June 21st was the Summer Solstice and the shortest night of the year and the perfect time to spend the evening out in London taking photographs of the sun setting and then rising a few hours later.
Unfortunately, as photography doesn’t pay the bills the shoot had to wait till the shortest weekend of the year, the 25th June. I met up with some friends at a Meetup organised by the London Photographic Meetup Group. We split into smaller groups and headed out to find the perfect spot to shoot the sunset. Sonia. and I chose the middle of Tower Bridge having had walk down towards the design museum and been unhappy with the views. The middle of the bridge offered a few advantages; composition was enhanced because we were above the Thames, allowing a vanishing point in the centre and the ability to get both London Bridge and the Mayor’s office in the shot with no problems.

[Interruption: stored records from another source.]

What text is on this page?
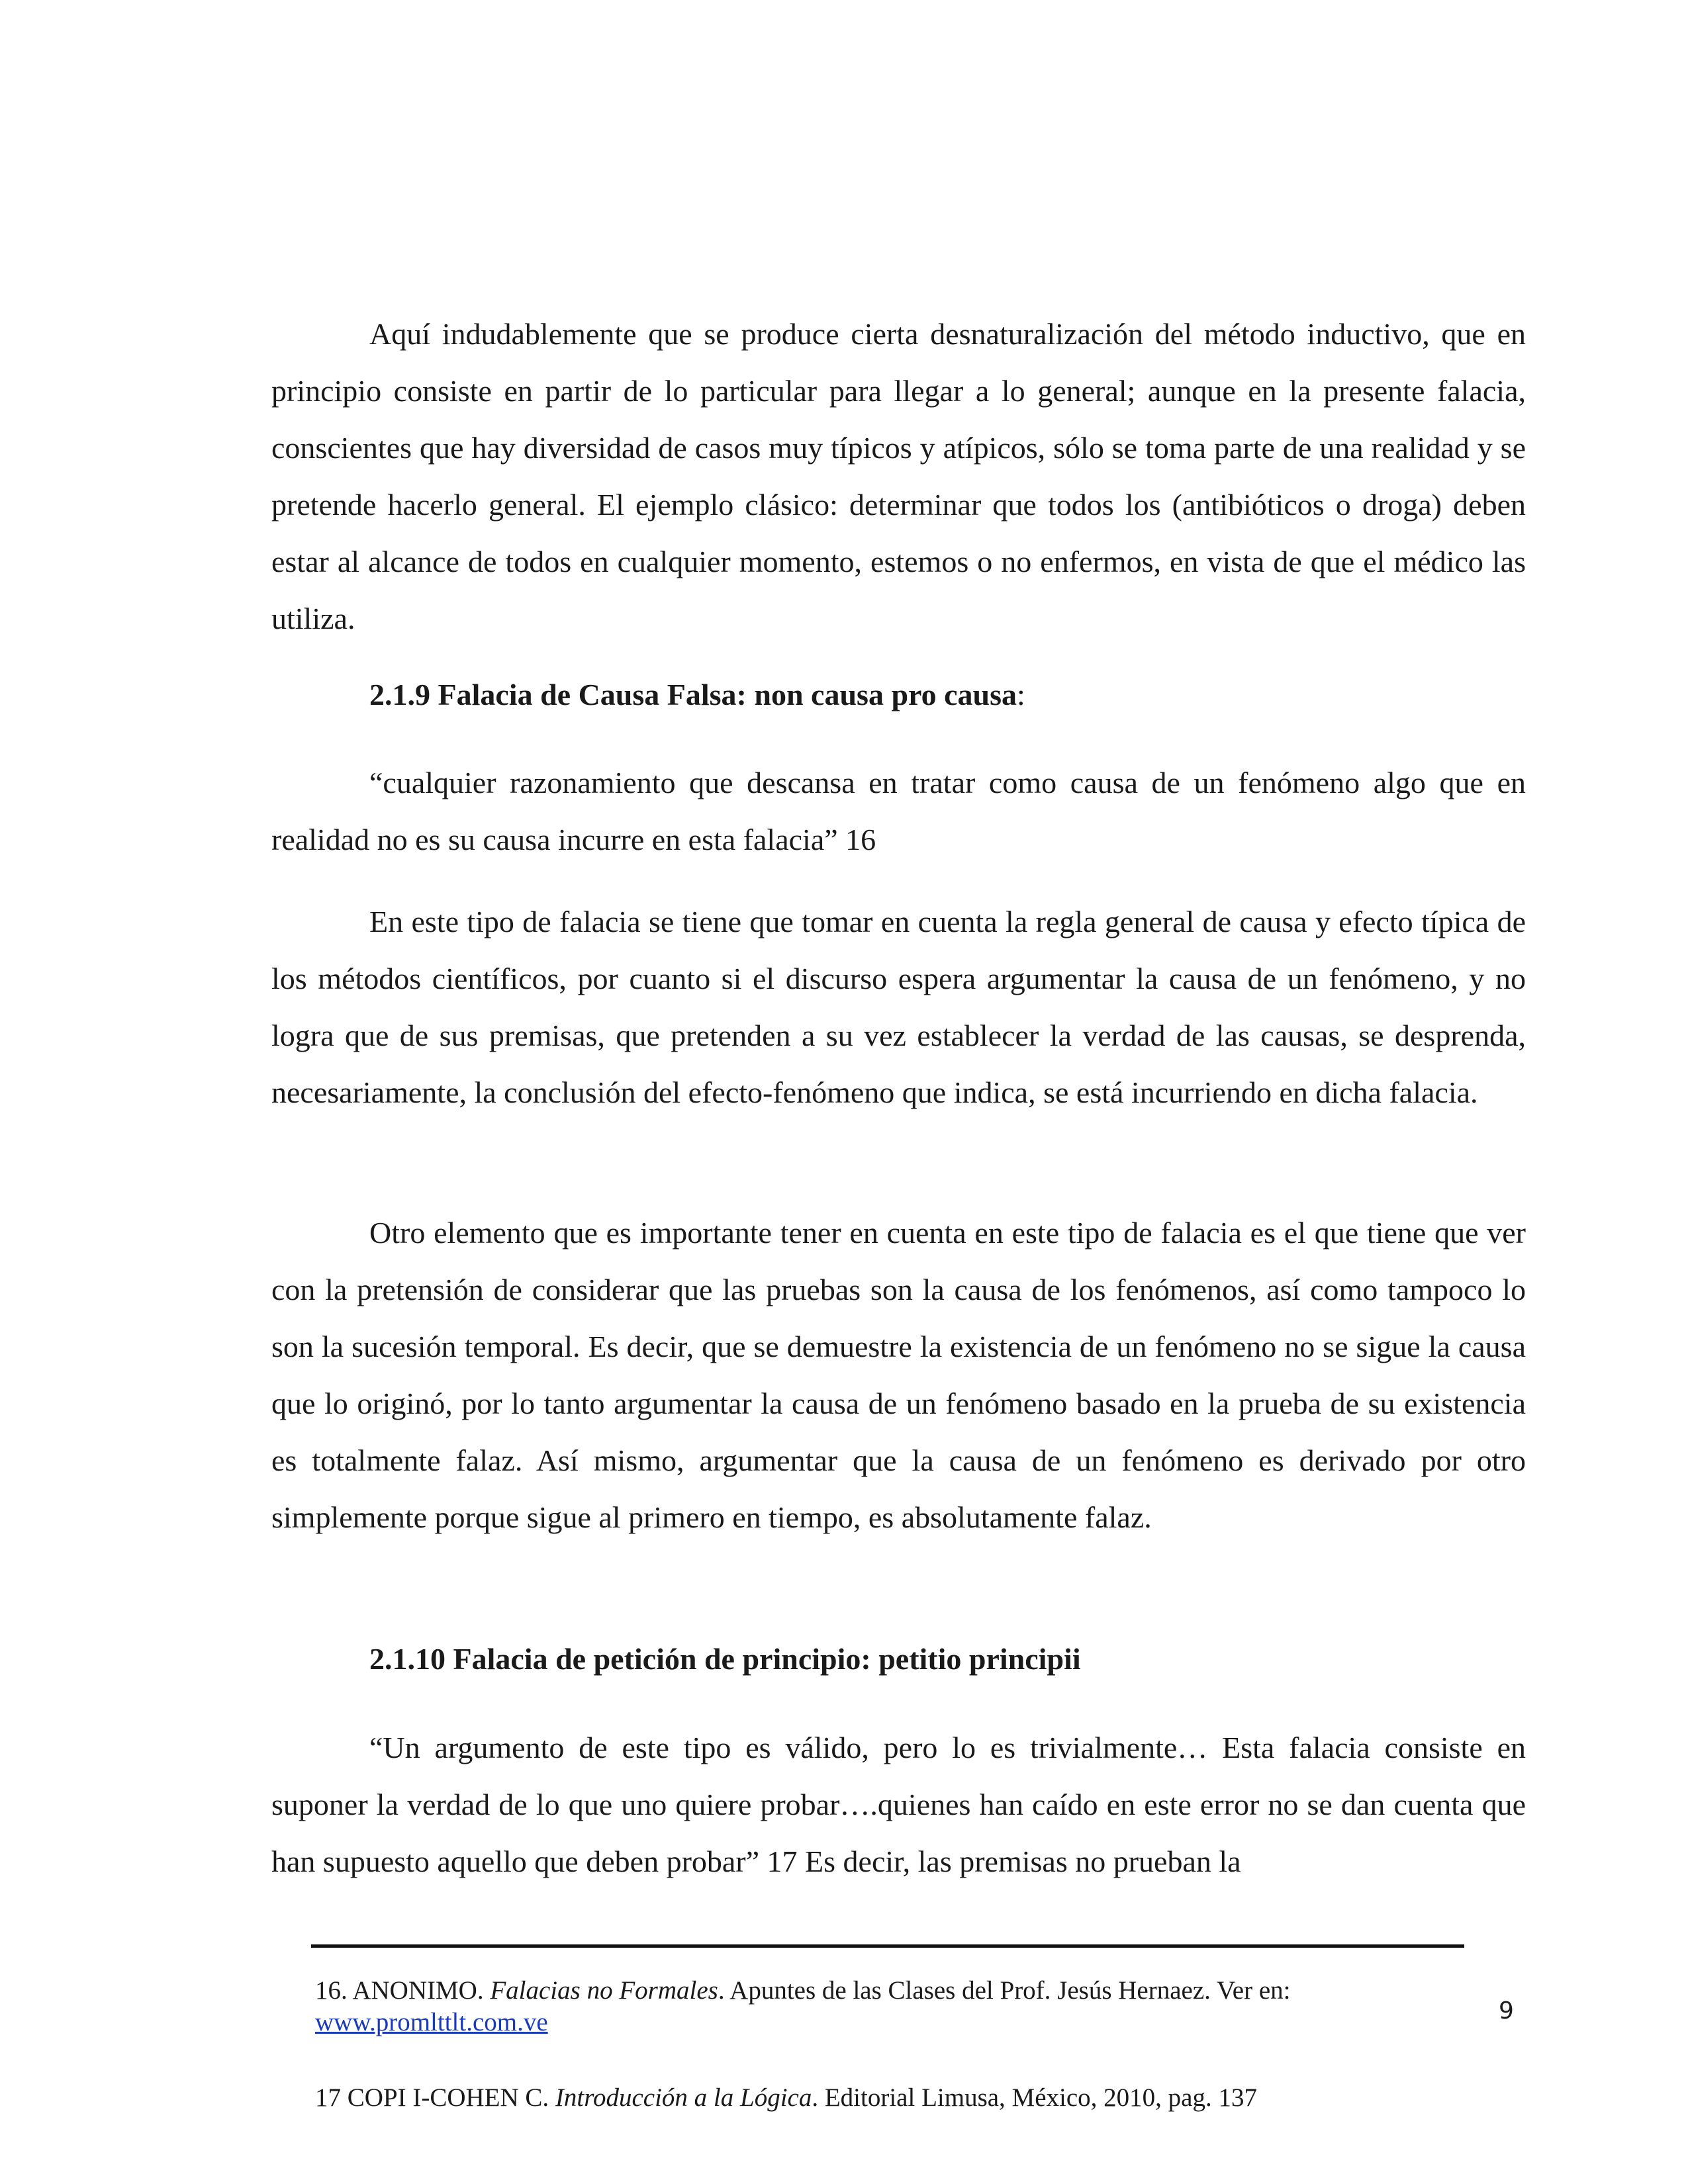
Aquí indudablemente que se produce cierta desnaturalización del método inductivo, que en principio consiste en partir de lo particular para llegar a lo general; aunque en la presente falacia, conscientes que hay diversidad de casos muy típicos y atípicos, sólo se toma parte de una realidad y se pretende hacerlo general. El ejemplo clásico: determinar que todos los (antibióticos o droga) deben estar al alcance de todos en cualquier momento, estemos o no enfermos, en vista de que el médico las utiliza.

2.1.9 Falacia de Causa Falsa: non causa pro causa:

“cualquier razonamiento que descansa en tratar como causa de un fenómeno algo que en realidad no es su causa incurre en esta falacia” 16

En este tipo de falacia se tiene que tomar en cuenta la regla general de causa y efecto típica de los métodos científicos, por cuanto si el discurso espera argumentar la causa de un fenómeno, y no logra que de sus premisas, que pretenden a su vez establecer la verdad de las causas, se desprenda, necesariamente, la conclusión del efecto-fenómeno que indica, se está incurriendo en dicha falacia.

Otro elemento que es importante tener en cuenta en este tipo de falacia es el que tiene que ver con la pretensión de considerar que las pruebas son la causa de los fenómenos, así como tampoco lo son la sucesión temporal. Es decir, que se demuestre la existencia de un fenómeno no se sigue la causa que lo originó, por lo tanto argumentar la causa de un fenómeno basado en la prueba de su existencia es totalmente falaz. Así mismo, argumentar que la causa de un fenómeno es derivado por otro simplemente porque sigue al primero en tiempo, es absolutamente falaz.

2.1.10 Falacia de petición de principio: petitio principii

“Un argumento de este tipo es válido, pero lo es trivialmente… Esta falacia consiste en suponer la verdad de lo que uno quiere probar….quienes han caído en este error no se dan cuenta que han supuesto aquello que deben probar” 17 Es decir, las premisas no prueban la

16. ANONIMO. Falacias no Formales. Apuntes de las Clases del Prof. Jesús Hernaez. Ver en:
www.promlttlt.com.ve	9

17 COPI I-COHEN C. Introducción a la Lógica. Editorial Limusa, México, 2010, pag. 137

Tripod, such as it was, was setup with the kitbag used to weigh it down, I was shooting with the L series 17-40mm using a cable shutter release. I also wanted to focus on HDR images because if you are shooting a sunset its all about the deep varied colours and that is where HDR excels.. Essentially, once a location is found. The Mark III is excellent for HDR for a couple of reasons; firstly it will cheerfully do an automatic 7 bracket exposure. Secondly it has a built in eye-piece shield preventing the eye-piece from adding additional light to the sensor. I set the camera up, and it then became a waiting game, taking a set of images every few minutes as the sun set. Some shots were a different composition, but my feeling with this was once I’d found a perfect composition that I liked, I wanted to shoot enough that I also got a perfect set of colours. I’m not sure I completely achieved it, but I am very happy with several of the images and the one attached to this post in particular. It is also worth noting that I was using manual focus as automatic focus struggles with lights on a night scene. (NOTE: a handy trick if you have a live view system is to switch to that, zoom as much as you can and focus from there, much finer control)
The disadvantage of HDR is you can’t see what you are producing (well, except for the new Sony cameras, which offer in camera HDR) and so there is always a bit of a wait before you know if you’ve wasted you time. In that respect it is similar to film.

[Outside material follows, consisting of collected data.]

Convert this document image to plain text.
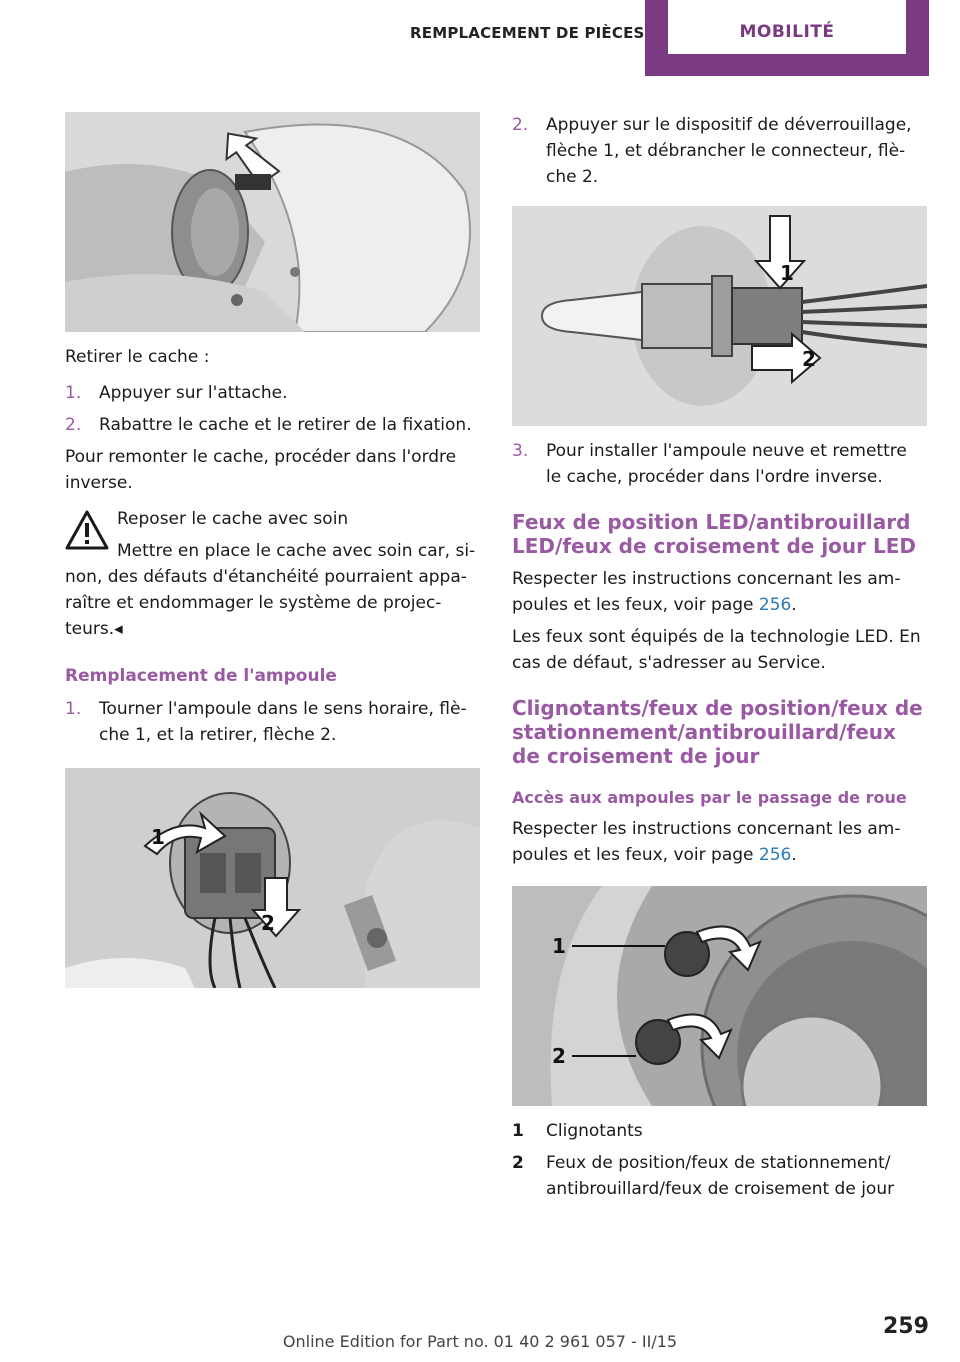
REMPLACEMENT DE PIÈCES	MOBILITÉ
Retirer le cache :
1. Appuyer sur l'attache.
2. Rabattre le cache et le retirer de la fixation.
Pour remonter le cache, procéder dans l'ordre inverse.
Reposer le cache avec soin
Mettre en place le cache avec soin car, si-non, des défauts d'étanchéité pourraient appa-raître et endommager le système de projec-teurs.◂
Remplacement de l'ampoule
1. Tourner l'ampoule dans le sens horaire, flè-che 1, et la retirer, flèche 2.
1
2
2. Appuyer sur le dispositif de déverrouillage, flèche 1, et débrancher le connecteur, flè-che 2.
1
2
3. Pour installer l'ampoule neuve et remettre le cache, procéder dans l'ordre inverse.
Feux de position LED/antibrouillard LED/feux de croisement de jour LED
Respecter les instructions concernant les am-poules et les feux, voir page 256.
Les feux sont équipés de la technologie LED. En cas de défaut, s'adresser au Service.
Clignotants/feux de position/feux de stationnement/antibrouillard/feux de croisement de jour
Accès aux ampoules par le passage de roue
Respecter les instructions concernant les am-poules et les feux, voir page 256.
1
2
1 Clignotants
2 Feux de position/feux de stationnement/ antibrouillard/feux de croisement de jour
259
Online Edition for Part no. 01 40 2 961 057 - II/15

Once the sun had set, I was left with five or six hours until sunrise. Whilst many people continued around the Thames looking for some interesting night shots of buildings I wanted to do something a little different. As such I headed off with a friend who is a fan of street photography to Soho. These adventures and images will be covered in a later post about taking street shots of party people.
4am and I’ve arrived back on the Thames and waked down from Embankment to Westminster Bridge. Walking along the bridge I find the spot I am looking for. Unlike earlier, I have an additional requirement. I need a spot that has a firm concrete base or pillar to rest my camera on as my Tripod is lost somewhere in Aldwych. This posed a pretty significant challenge, as HDR required matched images and without a tripod it is very difficult to achieve. In order to manage I used every trick I knew. I pushed the ISO up higher than was required and kept the aperture as wide as possible so that the shutter speed, even at the lowest exposure in the bracket was fast to minimize the impact between shots. I also used the 2 second timer delay to trigger the shots so my finger pressing the button would not affect the shot. All in all I’m happy with the results, though at maximum zoom you can see a slight disconnect between the images.

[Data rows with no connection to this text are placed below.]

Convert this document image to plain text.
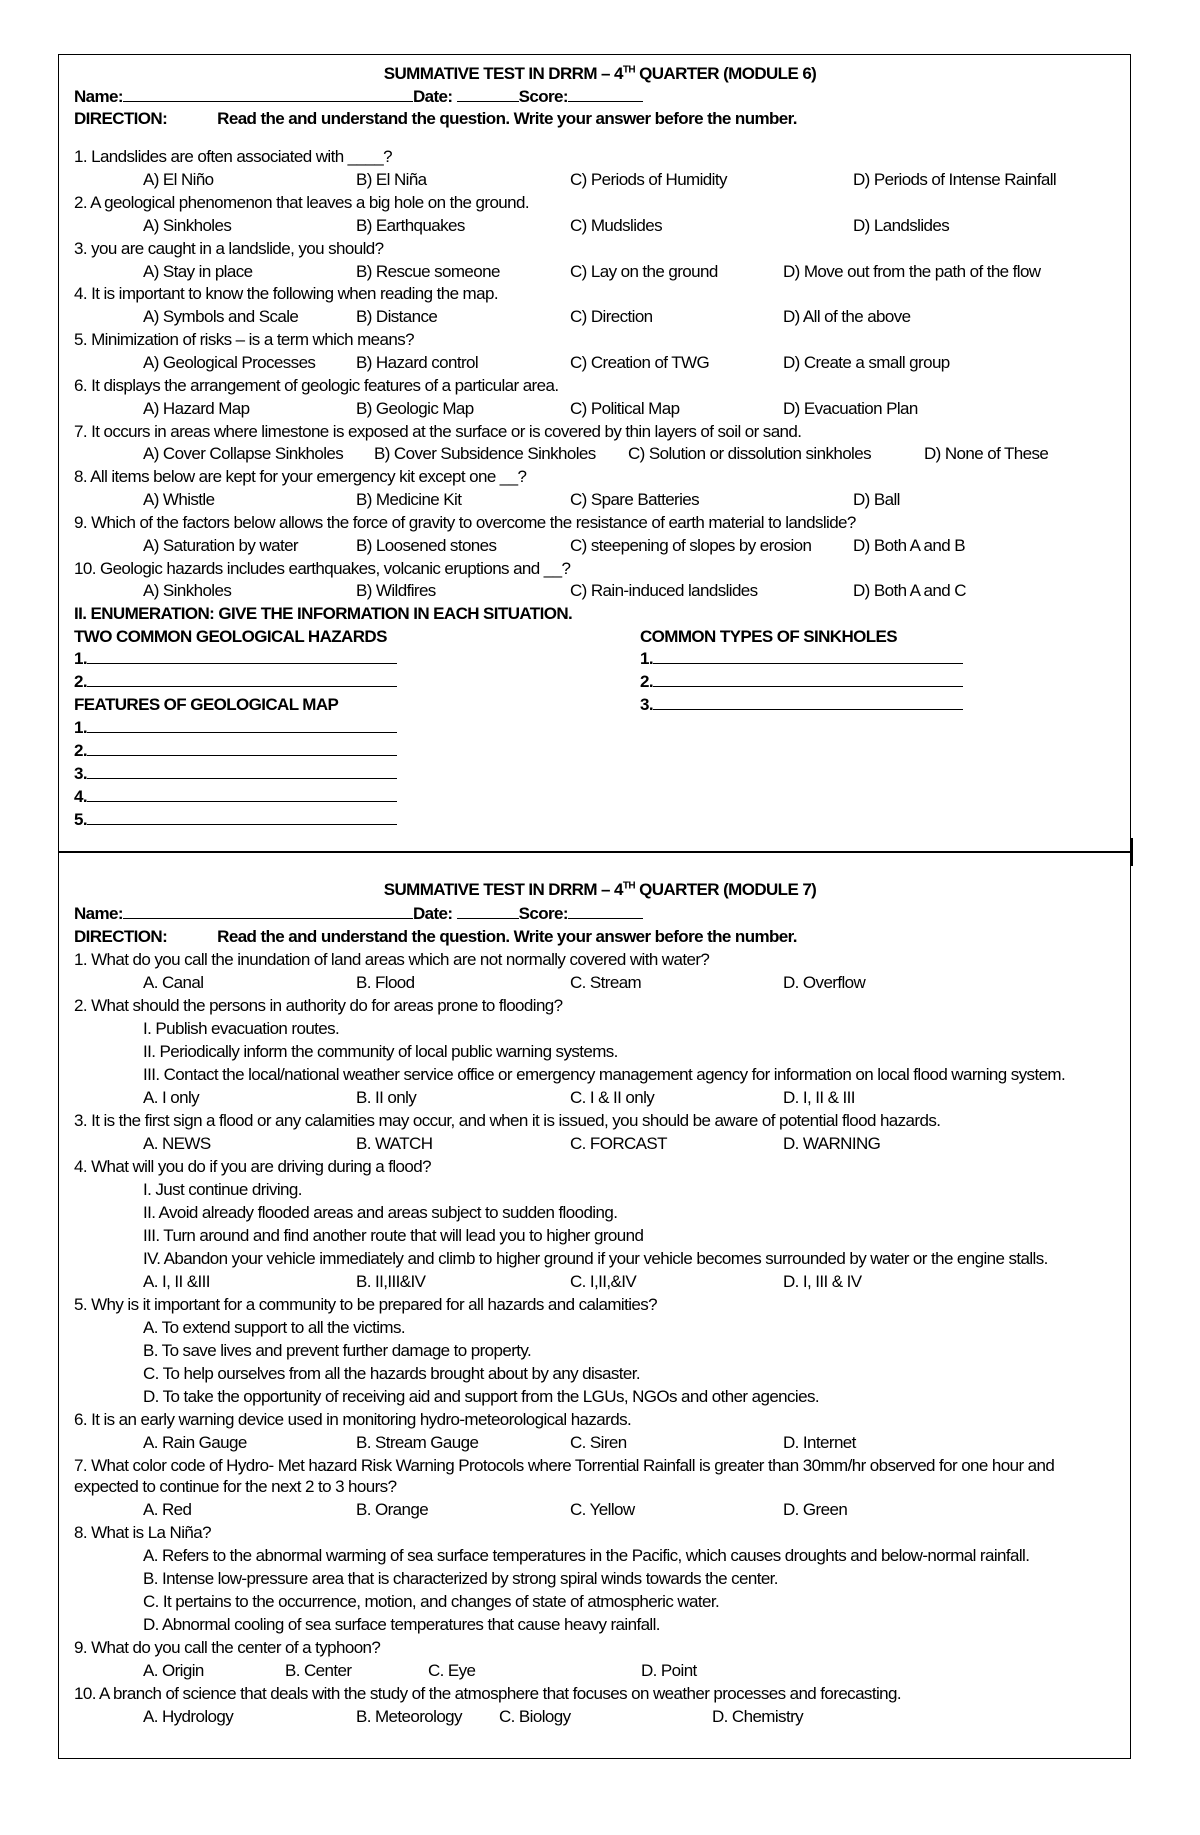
SUMMATIVE TEST IN DRRM – 4TH QUARTER (MODULE 6)
Name:	Date:	Score:
DIRECTION:	Read the and understand the question. Write your answer before the number.
1. Landslides are often associated with ____?
A) El Niño	B) El Niña	C) Periods of Humidity	D) Periods of Intense Rainfall
2. A geological phenomenon that leaves a big hole on the ground.
A) Sinkholes	B) Earthquakes	C) Mudslides	D) Landslides
3. you are caught in a landslide, you should?
A) Stay in place	B) Rescue someone	C) Lay on the ground	D) Move out from the path of the flow
4. It is important to know the following when reading the map.
A) Symbols and Scale	B) Distance	C) Direction	D) All of the above
5. Minimization of risks – is a term which means?
A) Geological Processes B) Hazard control	C) Creation of TWG	D) Create a small group
6. It displays the arrangement of geologic features of a particular area.
A) Hazard Map	B) Geologic Map	C) Political Map	D) Evacuation Plan
7. It occurs in areas where limestone is exposed at the surface or is covered by thin layers of soil or sand.
A) Cover Collapse Sinkholes B) Cover Subsidence Sinkholes C) Solution or dissolution sinkholes	D) None of These
8. All items below are kept for your emergency kit except one __?
A) Whistle	B) Medicine Kit	C) Spare Batteries	D) Ball
9. Which of the factors below allows the force of gravity to overcome the resistance of earth material to landslide?
A) Saturation by water	B) Loosened stones	C) steepening of slopes by erosion D) Both A and B
10. Geologic hazards includes earthquakes, volcanic eruptions and __?
A) Sinkholes	B) Wildfires	C) Rain-induced landslides	D) Both A and C
II. ENUMERATION: GIVE THE INFORMATION IN EACH SITUATION.
TWO COMMON GEOLOGICAL HAZARDS	COMMON TYPES OF SINKHOLES
1.
2.
FEATURES OF GEOLOGICAL MAP
1.
2.
3.
4.
5.
1.
2.
3.
SUMMATIVE TEST IN DRRM – 4TH QUARTER (MODULE 7)
Name:	Date:	Score:
DIRECTION:	Read the and understand the question. Write your answer before the number.
1. What do you call the inundation of land areas which are not normally covered with water?
A. Canal	B. Flood	C. Stream	D. Overflow
2. What should the persons in authority do for areas prone to flooding?
I. Publish evacuation routes.
II. Periodically inform the community of local public warning systems.
III. Contact the local/national weather service office or emergency management agency for information on local flood warning system.
A. I only	B. II only	C. I & II only	D. I, II & III
3. It is the first sign a flood or any calamities may occur, and when it is issued, you should be aware of potential flood hazards.
A. NEWS	B. WATCH	C. FORCAST	D. WARNING
4. What will you do if you are driving during a flood?
I. Just continue driving.
II. Avoid already flooded areas and areas subject to sudden flooding.
III. Turn around and find another route that will lead you to higher ground
IV. Abandon your vehicle immediately and climb to higher ground if your vehicle becomes surrounded by water or the engine stalls.
A. I, II &III	B. II,III&IV	C. I,II,&IV	D. I, III & IV
5. Why is it important for a community to be prepared for all hazards and calamities?
A. To extend support to all the victims.
B. To save lives and prevent further damage to property.
C. To help ourselves from all the hazards brought about by any disaster.
D. To take the opportunity of receiving aid and support from the LGUs, NGOs and other agencies.
6. It is an early warning device used in monitoring hydro-meteorological hazards.
A. Rain Gauge	B. Stream Gauge	C. Siren	D. Internet
7. What color code of Hydro- Met hazard Risk Warning Protocols where Torrential Rainfall is greater than 30mm/hr observed for one hour and
expected to continue for the next 2 to 3 hours?
A. Red	B. Orange	C. Yellow	D. Green
8. What is La Niña?
A. Refers to the abnormal warming of sea surface temperatures in the Pacific, which causes droughts and below-normal rainfall.
B. Intense low-pressure area that is characterized by strong spiral winds towards the center.
C. It pertains to the occurrence, motion, and changes of state of atmospheric water.
D. Abnormal cooling of sea surface temperatures that cause heavy rainfall.
9. What do you call the center of a typhoon?
A. Origin	B. Center	C. Eye	D. Point
10. A branch of science that deals with the study of the atmosphere that focuses on weather processes and forecasting.
A. Hydrology	B. Meteorology C. Biology	D. Chemistry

I also took a shot of the impact of the cloud cover on the Houses of Parliament first thing in the morning with no traffic or pedestrians that I’m very happy with, only minor tweaks to pull the colours out. It is solitary and splashed with light.
I absolutely recommend taking an evening to do a shoot like this. Whilst there is no actual reason that you have to do sunset and sunrise in one evening, it is a nice challenge and it give you a sense of completeness.